Wie ein Kompendium des Grauens liest sich der jüngste Bericht der Expertengruppe unter Leitung des brasilianischen Diplomaten Paulo Pinheiro: Tausende getötete Zivilisten, mindestens 17 Massaker allein im Berichtszeitraum Mitte Januar bis Mitte Mai. Systematische Vergewaltigungen, willkürlich Erschießungen, gezielte Angriffe auf Zivilisten.

Kriegsverbrechen sind Routine geworden

Geschildert wird eine tägliche Routine von Kriegsverbrechen. Begangen werden sie längst nicht mehr allein von Regierungstruppen, sondern immer öfter auch von jener Seite, die einst zur „Revolution der Würde“ gegen die Assad-Diktatur aufrief. „Video-Aufnahmen zeigen ein Kind“, liest man, „das an der Enthauptung von zwei Männern teilnimmt.“ Die Geköpften seien Soldaten gewesen. Die Bluttat wird Rebellen zugeschrieben.

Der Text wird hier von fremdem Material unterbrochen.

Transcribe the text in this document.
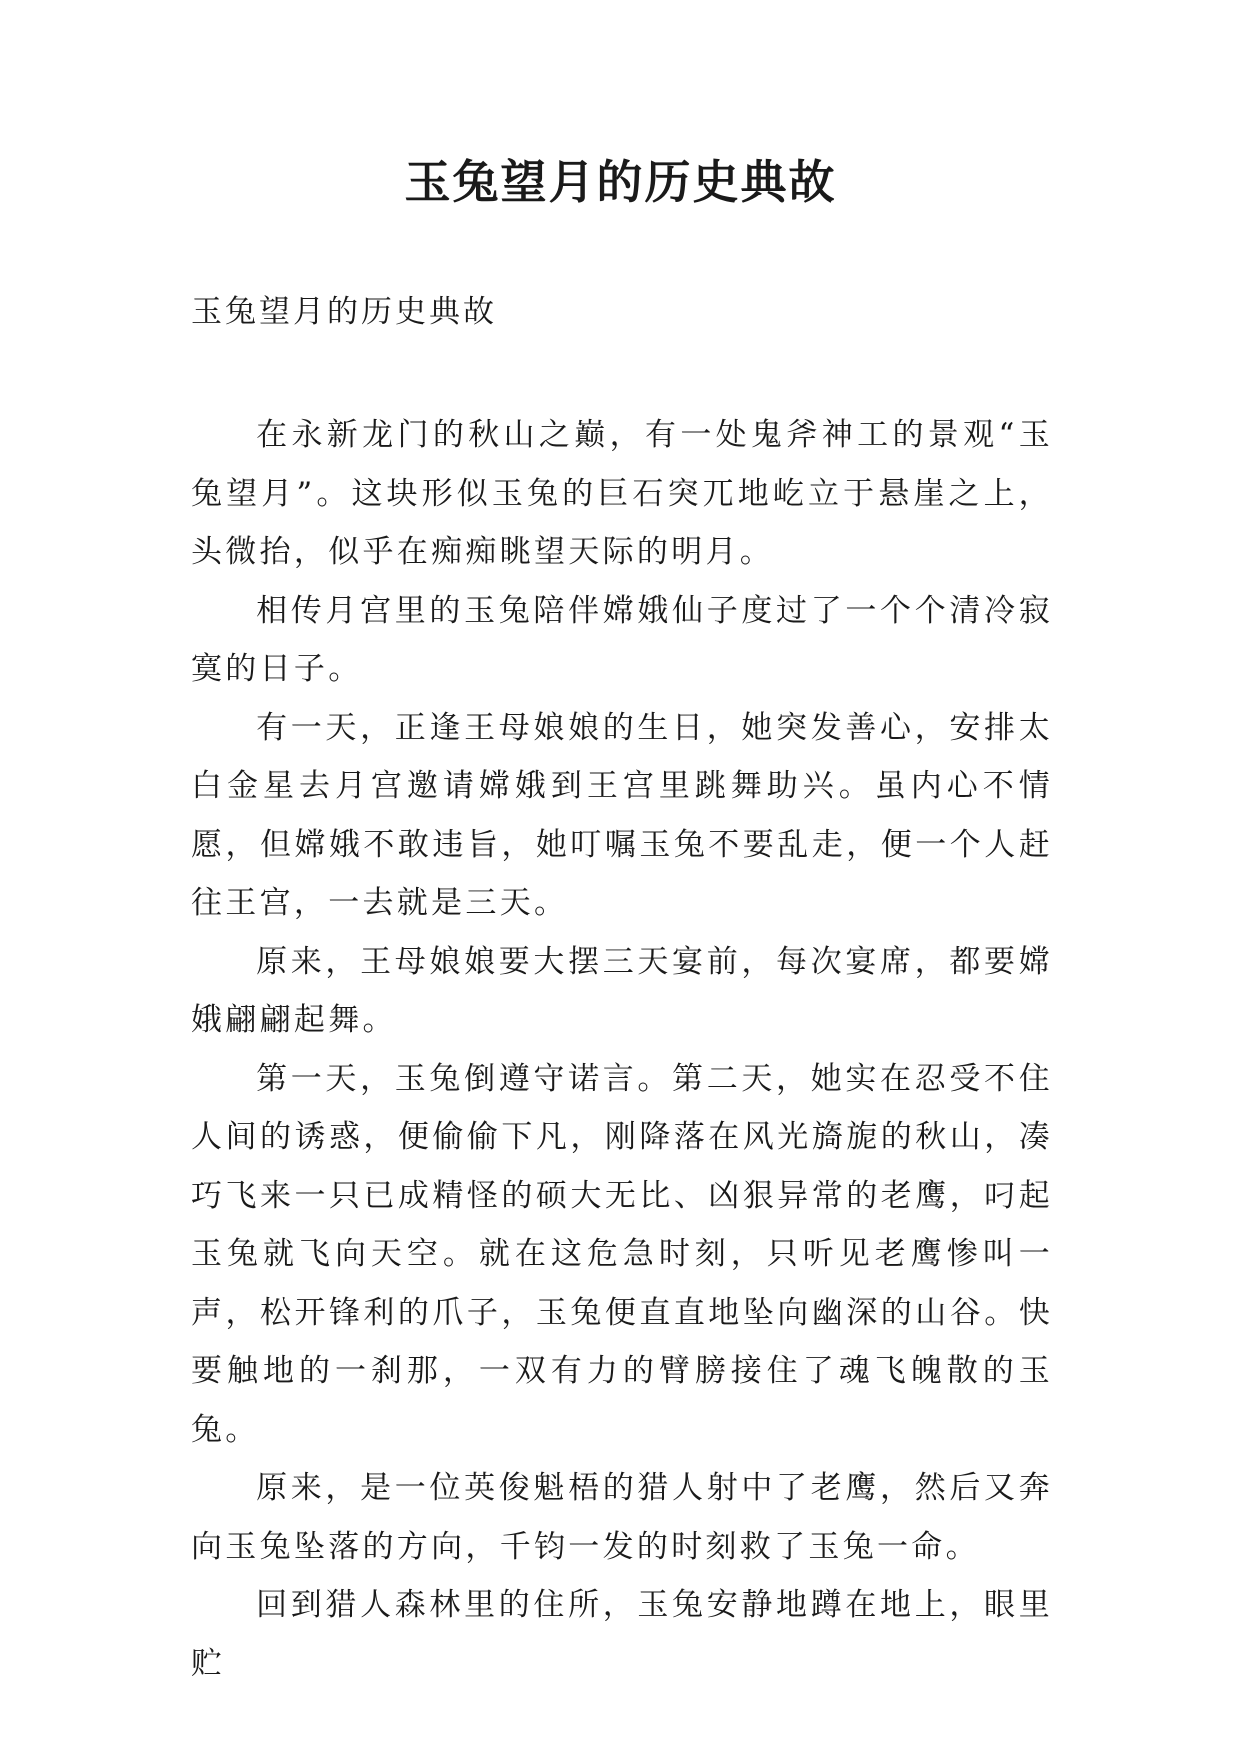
玉兔望月的历史典故

玉兔望月的历史典故

在永新龙门的秋山之巅，有一处鬼斧神工的景观“玉兔望月”。这块形似玉兔的巨石突兀地屹立于悬崖之上，头微抬，似乎在痴痴眺望天际的明月。

相传月宫里的玉兔陪伴嫦娥仙子度过了一个个清冷寂寞的日子。

有一天，正逢王母娘娘的生日，她突发善心，安排太白金星去月宫邀请嫦娥到王宫里跳舞助兴。虽内心不情愿，但嫦娥不敢违旨，她叮嘱玉兔不要乱走，便一个人赶往王宫，一去就是三天。

原来，王母娘娘要大摆三天宴前，每次宴席，都要嫦娥翩翩起舞。

第一天，玉兔倒遵守诺言。第二天，她实在忍受不住人间的诱惑，便偷偷下凡，刚降落在风光旖旎的秋山，凑巧飞来一只已成精怪的硕大无比、凶狠异常的老鹰，叼起玉兔就飞向天空。就在这危急时刻，只听见老鹰惨叫一声，松开锋利的爪子，玉兔便直直地坠向幽深的山谷。快要触地的一刹那，一双有力的臂膀接住了魂飞魄散的玉兔。

原来，是一位英俊魁梧的猎人射中了老鹰，然后又奔向玉兔坠落的方向，千钧一发的时刻救了玉兔一命。

回到猎人森林里的住所，玉兔安静地蹲在地上，眼里贮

Der Krieg habe ein bislang nicht gekanntes Ausmaß an Brutalität erreicht und beginne, die gesamte Region zu destabilisieren, warnte Pinheiro vor dem Menschenrechtsrat: „Syrien befindet sich im freien Fall.“ Zugleich machte die Kommission klar, dass alle bisherigen Bilder des Grauens durch ein noch viel größeres Schreckensszenario in den Schatten gestellt werden könnten: Massenmorde mit Chemiewaffen.

Regime besitzt Sarin

Längst sind Geheimdienste überzeugt, dass das Regime über große Mengen des gefährlichen Nervengases Sarin und andere hochgiftige Kampfstoffe verfügt. Doch wird es sie einsetzen? Das fragt sich die Welt seit Monaten. Ja, sagen vor allem jene Politiker im Westen, die – wie die Regierungen Frankreichs und Großbritanniens – eine baldige Aufrüstung der Opposition mit modernen Waffen befürworten.

Zum ersten Mal konstatierte nun die Syrien-Untersuchungskommission in einem Bericht an die UN, dass es Hinweise auf den Einsatz von Chemiewaffen gegeben habe. Die meisten beträfen das Vorgehen von Regierungstruppen. Demnach sollen bei vier Angriffen in den Provinzen Aleppo, Idlib und Damaskus am 19. März sowie am 13. und 19. April „in eingeschränktem Maße giftige Chemikalien“ benutzt worden sein.

Ist das nun die Überschreitung der „rote Linie“, vor der US-Präsident Barack Obama den syrischen Präsidenten Baschar al-Assad unter Androhung von „Konsequenzen“ gewarnt hatte? Das dürfte – nicht ganz unähnlich wie vor dem Beginn des Irakkrieges im Frühjahr 2003 – auch eine Frage der Interpretation und der ihr zugrundeliegenden Interessen sein. Die Syrien-Kommission schränkt allerdings ein: Ein klarer Beweis fehle. Weitere Untersuchungen vor Ort seien nötig.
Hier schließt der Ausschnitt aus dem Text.